The Abstract Person and the Kantian Construct
As a nineteenth-century German, Hegel could not have done otherwise than to start his political analysis from the version of liberalism developed by Immanuel Kant, rather than those more familiar to American lawyers developed by John Locke, Thomas Hobbes, Jean-Jacques Rousseau, and Jeremy Bentham. Nevertheless, Hegel is relevant to American jurisprudence in that all of these theories share the notion of authentic human nature as containing elements of autonomy, self-standing individualism, and a natural right to negative liberty. Kant is an excellent starting point for the critique of liberalism precisely because he takes this shared notion of the autonomous individual in the state of nature to its logical extreme.
To oversimplify, Hegel agreed with Kant that the most basic, simple, and abstract (and, of course, least adequate) notion of what it could be to be a person is the notion of self-consciousness as free will. The bare minimum essence of personality which distinguishes someone from something is "consciousness of oneself as simple, contentless self-relatedness that is undetermined by inclination and unrestricted by anything given."

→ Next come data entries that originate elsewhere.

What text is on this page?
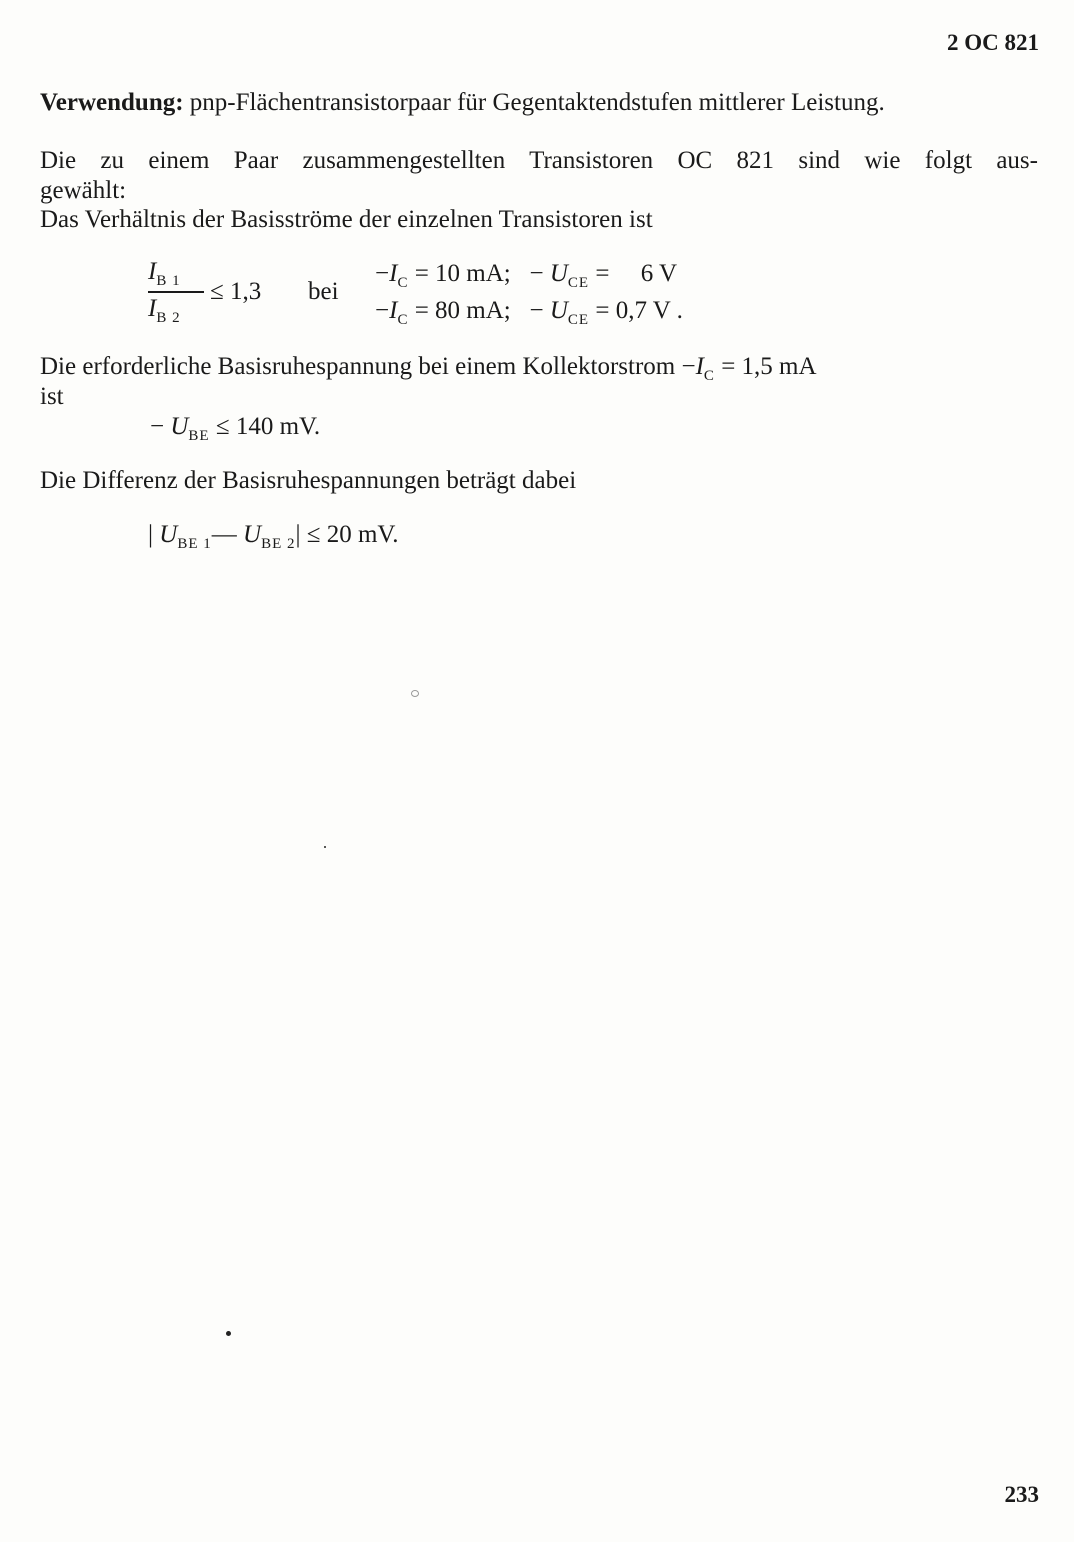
2 OC 821
Verwendung: pnp-Flächentransistorpaar für Gegentaktendstufen mittlerer Leistung.
Die zu einem Paar zusammengestellten Transistoren OC 821 sind wie folgt aus-
gewählt:
Das Verhältnis der Basisströme der einzelnen Transistoren ist
$I_{B 1}$
$I_{B 2}$
≤ 1,3 bei
$-I_C = 10$ mA; − $U_{CE}$ =     6 V
$-I_C = 80$ mA; − $U_{CE} = 0,7$ V .
Die erforderliche Basisruhespannung bei einem Kollektorstrom $-I_C = 1,5$ mA
ist
− $U_{BE} \le 140$ mV.
Die Differenz der Basisruhespannungen beträgt dabei
| $U_{BE 1}—$ $U_{BE 2}| \le 20$ mV.
233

Hegel explained the minimal concept of the abstract person as follows:
The universality of this will which is free for itself is formal universality, i.e . the will's self-conscious (but otherwise contentless) and simple
reference to itself in its individuality. . . . [T]o this extent the subject is a person .
. . . .
Personality contains in general the capacity for right and constitutes the concept and the (itself abstract) bases of abstract hence formal right. The commandment of right is therefore: be a person and respect others as persons .
So, even though Hegel starts with free will, he is not presuming that free will is a necessary aspect of human nature. That can only be demonstrated retroactively through the internal logic and consistency of the entire totalizing philosophy. That is, the primitive concept of the abstract person is abstracted from the more developed concept of the individual living in the state.
To be free is to be the means to one's own ends, rather than the means to the ends of another. The Kantian construct is a totally negative notion of personhood. To be free means not to act under compulsion. In order truly to have free will, the person can have no needs, desires, relations, or other pathological characteristics. As a consequence, pure freedom is totally arbitrary—if the person acted for a reason, it would be bound by that reason, and not be free. The person at the start is, therefore, a pure negativity. The free person can only be defined in terms of what it is not. "For the same reason [Grund ] of its abstractness, the necessity of this right is limited to the negative—not to violate personality and what ensues from personality."
To say that essence of personality is pure negativity may initially seem depressing because in this society we tend to identify the negative as the opposite of the affirmative and, therefore, as that which is bad. But, as I shall emphasize throughout this book, the Hegelian concept of negativity can be seen as not just hopeful but as the very basis of human freedom. The negative and the affirmative require each other. Pure negativity is not nothing, but pure potentiality. It is the very possibility, and therefore ability, to grow, create, and love. And so, as we shall explore in the next section, the abstract negative person as free will contains an internal contradiction which sets the engine of the dialectic in motion.